Category matters for compensation. AI Engineering Manager roles lead at $293,500 median, while Prompt Engineer roles sit at $122,200. The spread between highest and lowest-paying categories reflects the premium on specialized technical skills versus broader analytical roles.

The most in-demand skills across all AI postings: Rag (16,749 postings), Aws (8,932 postings), Rust (7,660 postings), Python (3,815 postings), Azure (2,678 postings), Gcp (2,247 postings), Prompt Engineering (1,469 postings), Openai (1,269 postings). Python dominates, appearing in the vast majority of role descriptions regardless of category. Cloud platform experience (AWS, GCP, Azure) is the second most common requirement. The newer entrants to the top skills list (RAG, vector databases, LLM APIs) reflect the shift from traditional ML toward generative AI applications.
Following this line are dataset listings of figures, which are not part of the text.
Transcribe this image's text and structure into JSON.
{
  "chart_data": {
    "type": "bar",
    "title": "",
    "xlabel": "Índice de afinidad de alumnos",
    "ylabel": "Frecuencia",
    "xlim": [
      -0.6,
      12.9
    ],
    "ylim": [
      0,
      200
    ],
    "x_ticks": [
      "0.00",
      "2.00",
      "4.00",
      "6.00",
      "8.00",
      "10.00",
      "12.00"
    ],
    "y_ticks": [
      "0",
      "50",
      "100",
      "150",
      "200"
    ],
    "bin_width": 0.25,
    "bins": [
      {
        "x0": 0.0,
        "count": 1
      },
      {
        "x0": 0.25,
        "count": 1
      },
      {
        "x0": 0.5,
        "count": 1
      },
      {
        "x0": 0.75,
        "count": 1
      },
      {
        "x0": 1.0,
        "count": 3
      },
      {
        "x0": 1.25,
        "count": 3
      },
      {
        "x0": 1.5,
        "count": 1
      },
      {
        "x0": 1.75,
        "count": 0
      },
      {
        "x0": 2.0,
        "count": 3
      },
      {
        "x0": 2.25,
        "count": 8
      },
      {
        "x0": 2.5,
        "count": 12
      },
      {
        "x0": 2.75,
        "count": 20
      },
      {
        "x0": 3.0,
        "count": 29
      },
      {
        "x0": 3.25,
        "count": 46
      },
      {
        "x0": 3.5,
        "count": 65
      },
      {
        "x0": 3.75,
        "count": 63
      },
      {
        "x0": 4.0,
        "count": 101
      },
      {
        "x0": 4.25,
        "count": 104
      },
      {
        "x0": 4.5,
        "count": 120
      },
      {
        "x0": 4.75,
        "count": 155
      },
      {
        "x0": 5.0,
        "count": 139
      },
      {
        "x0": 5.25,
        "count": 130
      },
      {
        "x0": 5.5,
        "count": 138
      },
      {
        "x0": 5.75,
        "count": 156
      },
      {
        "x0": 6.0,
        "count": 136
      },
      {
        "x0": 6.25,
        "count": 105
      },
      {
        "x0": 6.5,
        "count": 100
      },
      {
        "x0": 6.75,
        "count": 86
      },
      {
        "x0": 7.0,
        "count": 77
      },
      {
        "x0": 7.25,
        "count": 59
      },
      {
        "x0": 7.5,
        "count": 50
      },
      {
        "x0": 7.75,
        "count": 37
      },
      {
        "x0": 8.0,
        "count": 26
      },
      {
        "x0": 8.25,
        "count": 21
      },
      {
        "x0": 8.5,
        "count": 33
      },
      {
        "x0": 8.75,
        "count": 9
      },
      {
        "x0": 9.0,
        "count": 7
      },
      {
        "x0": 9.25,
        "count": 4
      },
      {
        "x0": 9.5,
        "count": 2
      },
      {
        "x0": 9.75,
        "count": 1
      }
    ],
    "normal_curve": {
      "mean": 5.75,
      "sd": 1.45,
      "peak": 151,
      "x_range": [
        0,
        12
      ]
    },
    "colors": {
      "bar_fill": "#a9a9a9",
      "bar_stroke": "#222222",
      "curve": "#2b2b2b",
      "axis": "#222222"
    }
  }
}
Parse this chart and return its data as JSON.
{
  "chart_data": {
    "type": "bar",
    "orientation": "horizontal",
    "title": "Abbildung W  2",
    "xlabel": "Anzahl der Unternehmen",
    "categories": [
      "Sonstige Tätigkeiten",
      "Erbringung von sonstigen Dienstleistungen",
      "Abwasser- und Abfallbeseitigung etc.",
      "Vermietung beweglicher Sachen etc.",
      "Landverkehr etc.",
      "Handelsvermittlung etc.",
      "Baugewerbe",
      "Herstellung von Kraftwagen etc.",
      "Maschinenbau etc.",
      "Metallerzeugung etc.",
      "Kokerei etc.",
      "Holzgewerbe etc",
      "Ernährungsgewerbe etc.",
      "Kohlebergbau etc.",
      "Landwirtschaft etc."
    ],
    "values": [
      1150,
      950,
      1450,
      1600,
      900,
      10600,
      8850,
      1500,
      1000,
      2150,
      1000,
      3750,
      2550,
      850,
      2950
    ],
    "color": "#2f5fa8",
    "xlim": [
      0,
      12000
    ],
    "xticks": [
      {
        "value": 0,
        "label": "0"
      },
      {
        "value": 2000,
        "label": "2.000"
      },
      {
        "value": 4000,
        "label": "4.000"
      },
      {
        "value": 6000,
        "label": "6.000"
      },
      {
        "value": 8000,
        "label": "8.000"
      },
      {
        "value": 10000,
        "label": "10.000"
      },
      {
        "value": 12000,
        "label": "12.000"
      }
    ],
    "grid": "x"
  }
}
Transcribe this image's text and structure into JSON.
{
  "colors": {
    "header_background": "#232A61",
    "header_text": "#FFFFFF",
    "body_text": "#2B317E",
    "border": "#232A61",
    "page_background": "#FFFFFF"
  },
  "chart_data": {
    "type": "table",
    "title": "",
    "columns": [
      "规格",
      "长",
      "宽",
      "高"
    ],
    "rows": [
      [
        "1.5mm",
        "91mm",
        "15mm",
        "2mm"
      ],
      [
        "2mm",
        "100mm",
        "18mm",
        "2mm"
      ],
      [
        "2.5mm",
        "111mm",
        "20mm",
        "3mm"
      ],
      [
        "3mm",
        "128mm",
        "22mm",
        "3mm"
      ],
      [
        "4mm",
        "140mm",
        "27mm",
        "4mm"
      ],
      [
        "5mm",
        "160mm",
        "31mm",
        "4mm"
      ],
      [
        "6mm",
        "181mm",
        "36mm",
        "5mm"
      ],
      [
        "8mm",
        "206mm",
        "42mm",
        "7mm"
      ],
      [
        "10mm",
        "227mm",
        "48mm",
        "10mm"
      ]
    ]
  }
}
Frequently Asked Questions

Based on 13,781 roles with disclosed compensation, the median salary for AI/ML Engineer positions is $166,983. Actual compensation varies by seniority, location, and company stage.
Python and PyTorch dominate the requirements. Most roles expect experience with cloud platforms (AWS, GCP, or Azure) and familiarity with ML frameworks like TensorFlow or JAX. RAG (Retrieval-Augmented Generation) has become a top-3 skill requirement as companies integrate LLMs into their products. Docker and Kubernetes show up in about a third of postings, reflecting the production focus of the role.
About 7% of the 26,159 AI roles we track offer remote work. Remote availability varies by company and seniority level, with senior and leadership roles more likely to offer location flexibility.
Nerdio is among the companies actively hiring for AI and ML talent. Check our company profiles for detailed breakdowns of open roles, salary ranges, and hiring trends.
Common next steps from AI/ML Engineer positions include ML Architect, AI Engineering Manager, Principal ML Engineer. Progression depends on whether you lean toward technical depth, people management, or product strategy.